Il y a une forte volonté de transparence. Nous ne savons pas garder nos secrets et l’équipement numérique facilite cette tendance d’autorévélation comme jamais. Dire haut et fort ce que vous pensez ou ressentez, dans l’héritage de Sade, n’est pas seulement une option, dans le sens libéral du choix, mais une obligation, une impulsion immédiate de répondre afin d’être là, parmi les autres. L’aspect nihiliste entre en jeu quand nous essayons de trouver du sens à ces milliards de messages. D’une perspective centralisée, ils n’ont tout simplement plus de signification. Ils détruisent le besoin d’avoir une vision globale et entraînent la culture média vers zéro (nihil). Ne confondons pas ce nihilisme de l’âge média avancé, avec l’effondrement de l’emprise religieuse sur la vie quotidienne au XIXe siècle. Après Dieu, ce sont les médias qui donnaient du sens. Ils sont, à leur tour, sur le point de mourir. Les blogs ne font qu’accélérer ce processus historique.

Dans cette société transparente, on rêvera peut-être un jour d’avoir un quart d’heure d’anonymat ?
L’anonymat est un rêve bourgeois, provenant d’un âge où les gens prétendaient qu’ils « avaient le droit qu’on les laisse tranquilles ». Littéralement, ceci signifie ne pas avoir de nom, mais ces jours-ci, ça veut plutôt dire ne pas avoir de visage, ne pas laisser de traces digitales. Avec les systèmes actuels de surveillance, l’anonymat n’est plus qu’une notion nostalgique. Les hackers ont raison quand ils disent que la vie privée n’existe plus. C’est une pensée déprimante qui me révolte. L’anonymat n’est plus une valeur absolue, et n’a jamais été un droit de l’homme.

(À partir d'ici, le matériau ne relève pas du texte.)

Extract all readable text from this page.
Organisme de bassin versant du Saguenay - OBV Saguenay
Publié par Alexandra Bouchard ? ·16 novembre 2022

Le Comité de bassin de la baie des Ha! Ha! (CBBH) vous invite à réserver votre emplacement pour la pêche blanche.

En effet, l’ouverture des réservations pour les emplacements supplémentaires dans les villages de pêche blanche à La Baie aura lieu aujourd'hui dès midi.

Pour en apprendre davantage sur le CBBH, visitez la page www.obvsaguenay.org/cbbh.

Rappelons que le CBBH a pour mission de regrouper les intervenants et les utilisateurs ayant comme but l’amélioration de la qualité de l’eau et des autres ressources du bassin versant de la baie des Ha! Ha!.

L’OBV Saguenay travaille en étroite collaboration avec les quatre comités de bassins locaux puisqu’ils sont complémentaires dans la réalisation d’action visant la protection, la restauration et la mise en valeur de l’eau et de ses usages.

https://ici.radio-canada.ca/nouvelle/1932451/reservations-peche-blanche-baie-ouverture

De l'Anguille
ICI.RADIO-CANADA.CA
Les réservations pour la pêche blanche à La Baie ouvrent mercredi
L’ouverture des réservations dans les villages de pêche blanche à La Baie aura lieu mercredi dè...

Vous écrivez que le blog amène à la décadence ?
Les blogs brisent les structures centralisés, de la même manière que l’ont fait les médias alternatifs dans le passé. Dans les décennies passées, la presse underground indépendante a été du côté des progressistes, mais ce n’est plus le cas. Aux Etats-Unis, la plupart des blogs sont proconservateurs. En Hollande, ce sont les shokblogs qui dominent, des sites populistes qui insultent le consensus libéral de gauche. Les médias de masse sont constamment scrutés de toutes parts, de tous bords, par la droite, les activistes musulmans, les fondamentalistes chrétiens et tous les conspirationnistes préoccupés par le 9-11.

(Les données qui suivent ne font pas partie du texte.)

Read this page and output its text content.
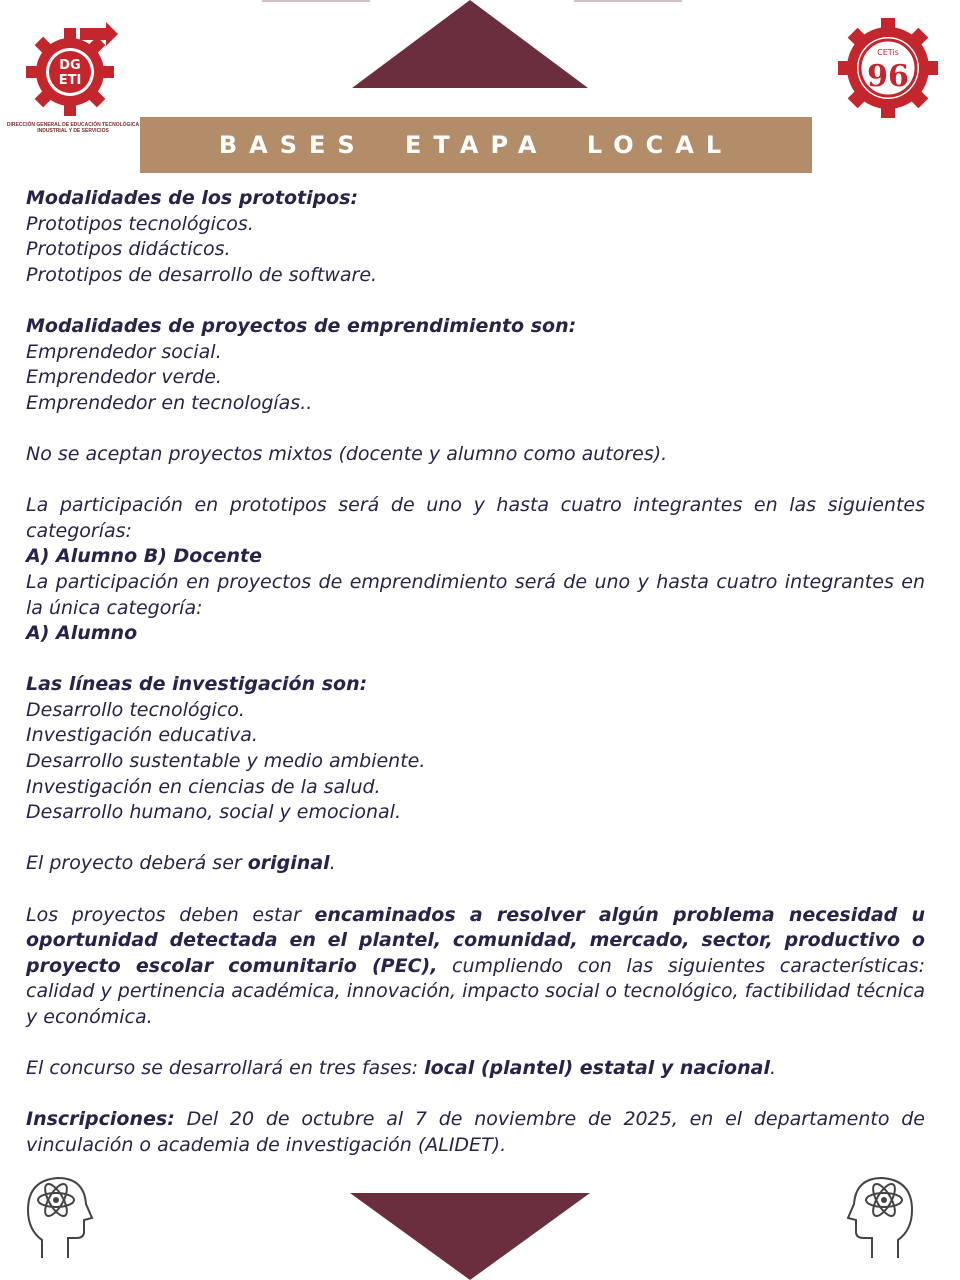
DG
ETI
DIRECCIÓN GENERAL DE EDUCACIÓN TECNOLÓGICA INDUSTRIAL Y DE SERVICIOS
CETis
96
BASES ETAPA LOCAL

Modalidades de los prototipos:

Prototipos tecnológicos.

Prototipos didácticos.

Prototipos de desarrollo de software.

Modalidades de proyectos de emprendimiento son:

Emprendedor social.

Emprendedor verde.

Emprendedor en tecnologías..

No se aceptan proyectos mixtos (docente y alumno como autores).

La participación en prototipos será de uno y hasta cuatro integrantes en las siguientes categorías:

A) Alumno B) Docente

La participación en proyectos de emprendimiento será de uno y hasta cuatro integrantes en la única categoría:

A) Alumno

Las líneas de investigación son:

Desarrollo tecnológico.

Investigación educativa.

Desarrollo sustentable y medio ambiente.

Investigación en ciencias de la salud.

Desarrollo humano, social y emocional.

El proyecto deberá ser original.

Los proyectos deben estar encaminados a resolver algún problema necesidad u oportunidad detectada en el plantel, comunidad, mercado, sector, productivo o proyecto escolar comunitario (PEC), cumpliendo con las siguientes características: calidad y pertinencia académica, innovación, impacto social o tecnológico, factibilidad técnica y económica.

El concurso se desarrollará en tres fases: local (plantel) estatal y nacional.

Inscripciones: Del 20 de octubre al 7 de noviembre de 2025, en el departamento de vinculación o academia de investigación (ALIDET).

Les blogueurs se revendiquent comme des journalistes citoyens, mais vous contestez qu’ils remettent réellement en question les médias classiques. Les blogs produisent-ils de l’information critique ou juste une nébuleuse de micro-opinions ?
Alors qu’Internet et la société fusionnent, nous ne pouvons pas espérer qu’un simple logiciel va changer les relations de pouvoir. Les blogs nous fournissent une architecture informationnelle facile à utiliser. Si le fait de blogger, considéré comme un effort collectif, est subversif, ou s’il ne fait que reproduire les relations de pouvoir existantes, ne peut être tranché hors du contexte de l’époque. Les technologies ne réalisent pas les mouvements sociaux, que je considère toujours comme les moteurs du changement, elles peuvent juste les façonner.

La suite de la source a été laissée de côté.